Thursday, May 24, 2007

High Expectations at Gap Maternity

As an editor who covers the retail industry, I visit stores for business and pleasure. While shopping, I always take in the new technologies, store designs and the overall store experience. I recently learned that store design and customer experience take on a whole new meaning when you are pregnant.

While the Gap has come under lots of scrutiny and criticism of late, the company is still one of my retailers of choice. In fact, my Gap private-label credit card is being used more regularly now that I am pregnant, thanks to an impressive and expanding maternity department both online and in physical stores. During a recent shopping trip to a couple of stores that feature Gap Maternity, I did notice one area that needs some attention.
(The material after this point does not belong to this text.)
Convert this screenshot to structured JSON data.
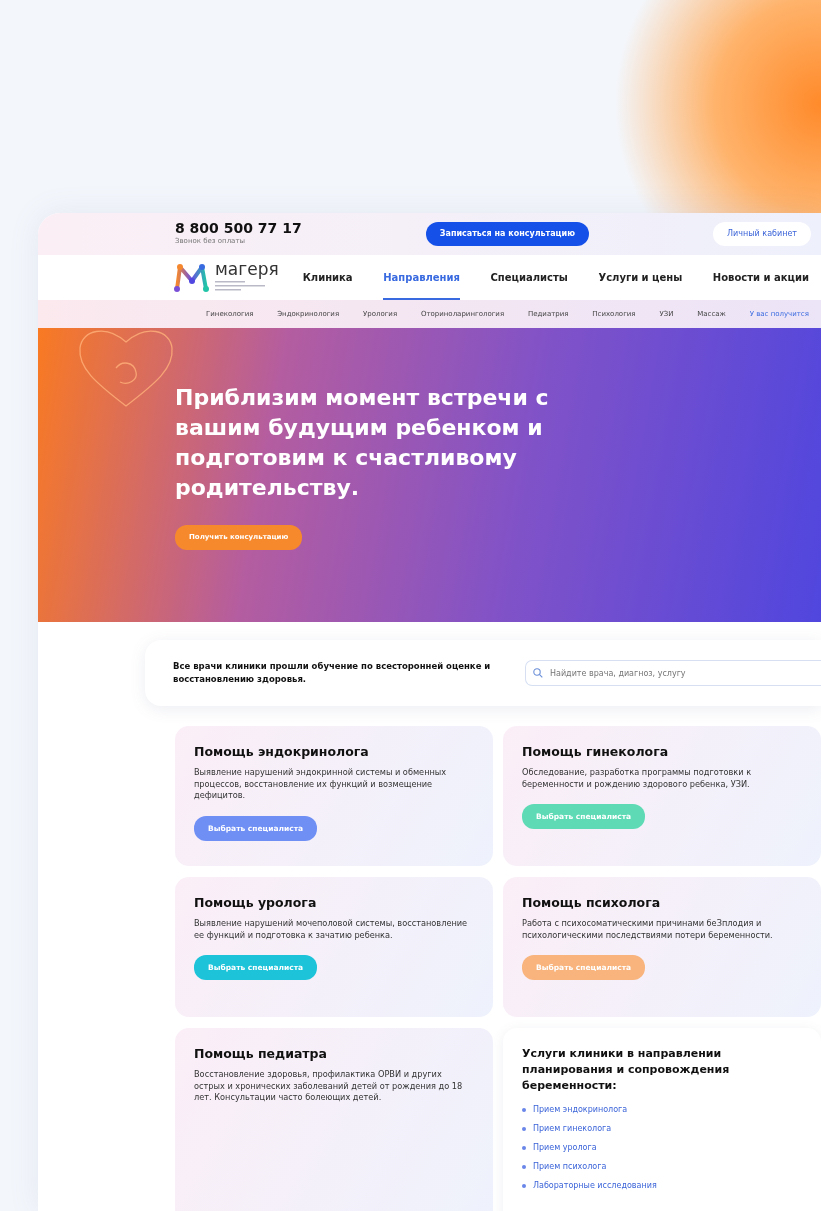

I set aside an afternoon to visit Gap’s flagship store on 34th Street in New York City. This was also one of the first locations to feature a Gap Maternity department (approximately four years ago). While I loved the many apparel options I had, I wasn’t too excited about sifting through khakis and shirts that were displayed on low-set shelves found in wall displays and table fixtures.

To make matters worse, the two round sales racks were literally up against each other, and positioned a mere 2 ft. from the wall. This configuration was aggravating to me. And just to make sure it wasn’t my hormones, I watched other "preggies," who were much further along than me, struggle to move through the tight space. And it was impossible for new and expecting moms to navigate their baby strollers through the area.

Curiosity got the best of me and later that week, I visited the maternity department at the 59th Street and Lexington Avenue Gap store. While the sale racks were more conveniently built into the back wall, this 5-ft.-tall mother-to-be had a hard time browsing through the garments hanging on the top rack. And again, I had to squat to sift through low-placed merchandise. (Even though I am used to squatting in my pre-natal yoga classes, I was hoping to save these poses for labor, not shopping!)

If my experiences have any impact at all, I just hope one Gap associate or executive could persuade managers—and corporate planners, for that matter—to alter their merchandising strategies to better accommodate their target customer base—pregnant shoppers.